Riau (Inmas) –
Kepala Kantor Wilayah Kementerian Agama Provinsi Riau Dr. H. Mahyudin dan Kasubbag Inmas Drs. H. Eka Purba menghadiri Tabligh Akbar
SERUMPUN Indonesia – Malaysia yang dilaksanakan di Mesjid Raya An Nur pada
Senin (11/11/19). Turut hadir pada kesempatan tersebut Gubernur Riau yang
diwakili oleh Pj. Sekda Prov. Riau H. Ahmad Syah Harrofie dan Forkopinda Riau.
Tabligh Akbar
ini menghadirkan penceramah dari kedua Negara yang mengambil tema 'Berinteraksi
dengan As Sunnah di Era Melenial' yang diisi oleh Prof. Dr. Dato'
Mohd. Asri Zainul Abidin (Mufti Perlis Malaysia) dan Dr. Mawardi M. Saleh, MA
(Ulama Riau). Dr. Saidul Amin, MA (Ulama Riau) sebagai moderator.

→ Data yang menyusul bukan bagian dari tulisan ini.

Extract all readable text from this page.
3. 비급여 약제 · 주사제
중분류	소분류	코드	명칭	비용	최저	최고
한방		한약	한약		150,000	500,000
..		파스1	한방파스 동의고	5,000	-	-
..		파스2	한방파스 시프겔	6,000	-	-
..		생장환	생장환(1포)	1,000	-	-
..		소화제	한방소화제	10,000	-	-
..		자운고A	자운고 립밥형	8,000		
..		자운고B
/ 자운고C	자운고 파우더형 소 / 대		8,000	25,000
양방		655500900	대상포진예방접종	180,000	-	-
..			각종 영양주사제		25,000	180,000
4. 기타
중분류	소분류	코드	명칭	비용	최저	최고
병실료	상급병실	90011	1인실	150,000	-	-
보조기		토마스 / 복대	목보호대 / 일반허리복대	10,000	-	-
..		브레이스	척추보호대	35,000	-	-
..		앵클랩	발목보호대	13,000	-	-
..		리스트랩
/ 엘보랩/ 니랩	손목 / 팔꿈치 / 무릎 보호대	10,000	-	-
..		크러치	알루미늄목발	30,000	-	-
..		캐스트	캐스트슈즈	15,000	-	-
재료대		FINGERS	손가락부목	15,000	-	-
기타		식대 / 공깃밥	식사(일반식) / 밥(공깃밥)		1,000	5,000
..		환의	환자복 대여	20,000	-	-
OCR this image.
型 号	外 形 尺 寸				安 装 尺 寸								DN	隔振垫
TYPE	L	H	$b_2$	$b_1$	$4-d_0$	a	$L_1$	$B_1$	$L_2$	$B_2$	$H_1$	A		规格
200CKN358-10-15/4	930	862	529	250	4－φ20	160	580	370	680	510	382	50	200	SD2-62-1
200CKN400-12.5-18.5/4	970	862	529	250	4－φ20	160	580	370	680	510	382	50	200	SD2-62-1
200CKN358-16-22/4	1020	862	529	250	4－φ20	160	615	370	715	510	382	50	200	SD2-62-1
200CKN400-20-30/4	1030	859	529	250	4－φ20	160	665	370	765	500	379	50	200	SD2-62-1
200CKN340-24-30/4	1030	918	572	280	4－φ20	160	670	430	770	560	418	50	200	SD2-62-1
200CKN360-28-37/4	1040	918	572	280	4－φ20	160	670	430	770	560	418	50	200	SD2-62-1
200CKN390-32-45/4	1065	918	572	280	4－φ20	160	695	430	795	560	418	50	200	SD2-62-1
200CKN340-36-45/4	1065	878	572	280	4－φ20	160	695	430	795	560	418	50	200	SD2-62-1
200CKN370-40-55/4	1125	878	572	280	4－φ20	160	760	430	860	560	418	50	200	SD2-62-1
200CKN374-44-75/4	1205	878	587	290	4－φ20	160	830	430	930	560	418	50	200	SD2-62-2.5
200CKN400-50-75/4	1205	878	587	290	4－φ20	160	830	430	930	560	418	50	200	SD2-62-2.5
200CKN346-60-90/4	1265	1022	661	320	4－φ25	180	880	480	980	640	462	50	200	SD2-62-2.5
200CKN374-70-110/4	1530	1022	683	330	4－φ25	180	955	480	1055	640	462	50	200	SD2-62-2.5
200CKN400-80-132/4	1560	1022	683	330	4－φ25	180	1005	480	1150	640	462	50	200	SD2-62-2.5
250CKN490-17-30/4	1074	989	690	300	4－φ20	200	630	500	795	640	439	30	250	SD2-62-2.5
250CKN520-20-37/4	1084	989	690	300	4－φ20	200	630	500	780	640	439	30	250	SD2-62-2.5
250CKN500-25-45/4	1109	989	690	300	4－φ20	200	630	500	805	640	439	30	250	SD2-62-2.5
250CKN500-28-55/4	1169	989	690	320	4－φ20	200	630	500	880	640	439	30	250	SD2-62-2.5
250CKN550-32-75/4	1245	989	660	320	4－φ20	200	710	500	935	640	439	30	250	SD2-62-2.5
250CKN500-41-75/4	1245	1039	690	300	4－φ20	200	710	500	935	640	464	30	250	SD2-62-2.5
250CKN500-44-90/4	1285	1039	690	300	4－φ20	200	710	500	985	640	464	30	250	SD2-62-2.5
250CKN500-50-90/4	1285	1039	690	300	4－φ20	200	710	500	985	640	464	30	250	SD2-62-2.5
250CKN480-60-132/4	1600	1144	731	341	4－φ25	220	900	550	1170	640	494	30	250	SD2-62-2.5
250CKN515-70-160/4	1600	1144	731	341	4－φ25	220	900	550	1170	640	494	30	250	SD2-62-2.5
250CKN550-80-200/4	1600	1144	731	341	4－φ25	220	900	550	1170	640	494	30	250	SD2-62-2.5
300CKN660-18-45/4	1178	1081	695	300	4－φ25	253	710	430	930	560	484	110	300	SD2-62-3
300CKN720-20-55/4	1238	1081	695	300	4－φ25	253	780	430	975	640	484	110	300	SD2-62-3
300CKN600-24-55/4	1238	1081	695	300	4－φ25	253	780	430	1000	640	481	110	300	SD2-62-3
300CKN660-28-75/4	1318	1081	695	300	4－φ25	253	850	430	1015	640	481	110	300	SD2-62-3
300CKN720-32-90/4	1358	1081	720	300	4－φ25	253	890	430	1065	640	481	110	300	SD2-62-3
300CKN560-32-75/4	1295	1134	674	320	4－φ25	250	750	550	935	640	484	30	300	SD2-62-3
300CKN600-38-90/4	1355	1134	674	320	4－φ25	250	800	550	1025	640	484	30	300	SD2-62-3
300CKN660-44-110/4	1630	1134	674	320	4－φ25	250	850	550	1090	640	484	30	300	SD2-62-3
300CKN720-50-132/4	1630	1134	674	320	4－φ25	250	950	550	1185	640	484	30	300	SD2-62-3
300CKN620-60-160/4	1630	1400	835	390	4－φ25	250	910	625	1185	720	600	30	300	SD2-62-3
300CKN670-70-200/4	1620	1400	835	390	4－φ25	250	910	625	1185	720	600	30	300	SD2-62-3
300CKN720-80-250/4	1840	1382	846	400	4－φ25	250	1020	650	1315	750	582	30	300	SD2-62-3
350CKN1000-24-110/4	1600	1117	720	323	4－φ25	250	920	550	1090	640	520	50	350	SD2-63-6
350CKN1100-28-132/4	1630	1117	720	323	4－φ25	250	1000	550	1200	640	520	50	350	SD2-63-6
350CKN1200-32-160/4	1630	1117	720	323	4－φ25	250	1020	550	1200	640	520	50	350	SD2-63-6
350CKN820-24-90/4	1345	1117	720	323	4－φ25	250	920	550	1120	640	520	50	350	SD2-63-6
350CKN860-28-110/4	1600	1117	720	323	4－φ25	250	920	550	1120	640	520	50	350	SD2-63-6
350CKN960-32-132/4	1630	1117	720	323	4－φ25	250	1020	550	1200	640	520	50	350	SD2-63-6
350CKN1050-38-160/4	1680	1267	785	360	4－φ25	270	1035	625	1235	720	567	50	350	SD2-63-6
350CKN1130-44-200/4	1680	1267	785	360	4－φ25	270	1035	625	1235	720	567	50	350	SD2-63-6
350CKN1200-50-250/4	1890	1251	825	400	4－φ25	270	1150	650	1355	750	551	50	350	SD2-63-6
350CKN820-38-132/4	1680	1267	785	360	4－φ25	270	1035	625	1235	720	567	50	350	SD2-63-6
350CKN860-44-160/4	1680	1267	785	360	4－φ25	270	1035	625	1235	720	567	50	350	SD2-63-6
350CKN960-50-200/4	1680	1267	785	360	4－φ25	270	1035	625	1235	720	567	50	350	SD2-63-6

Prof. Dr. Dato' Mohd. Asri Zainul Abidin dalam
salah satu ceramah agama yang disampaikannyanya, dalam memahami dan memaknai As
Sunnah tidak bisa dilakukan dalam satu aspek saja, tapi tergantung kondisi, era
dan lain sebagainya.
Begitu juga antara satu manusia dengan manusia
lain tidak sama wataknya. Makanya Nabi Muhammad diutus untuk menyatukan
atau menyempurnakan hal demikian atau akhlak manusia.
Sementara itu Dr. Mawardi M. Saleh, MA dalam
salah satu ceramahnya menyampaikan, bagaimana kita menempatkan As Sunnah itu
lebih luas. "Setiap orang itu ada kondisinya, jadi perhatikan
kondisinya. Itulah yang diperhatikan oleh nabi," sebutnya sembari
mengatakan juga harus bisa memaknai hadis dengan kondisi.
Diakhir kegiatan Tabligh Akbar dilanjukan
dengan sesi tanya jawab antar jamaah dengan penceramah. Sekaligus
pemberian buku oleh Prof. Dr. Dato' Mohd. Asri Zainul Abidin bagi yang bertanya.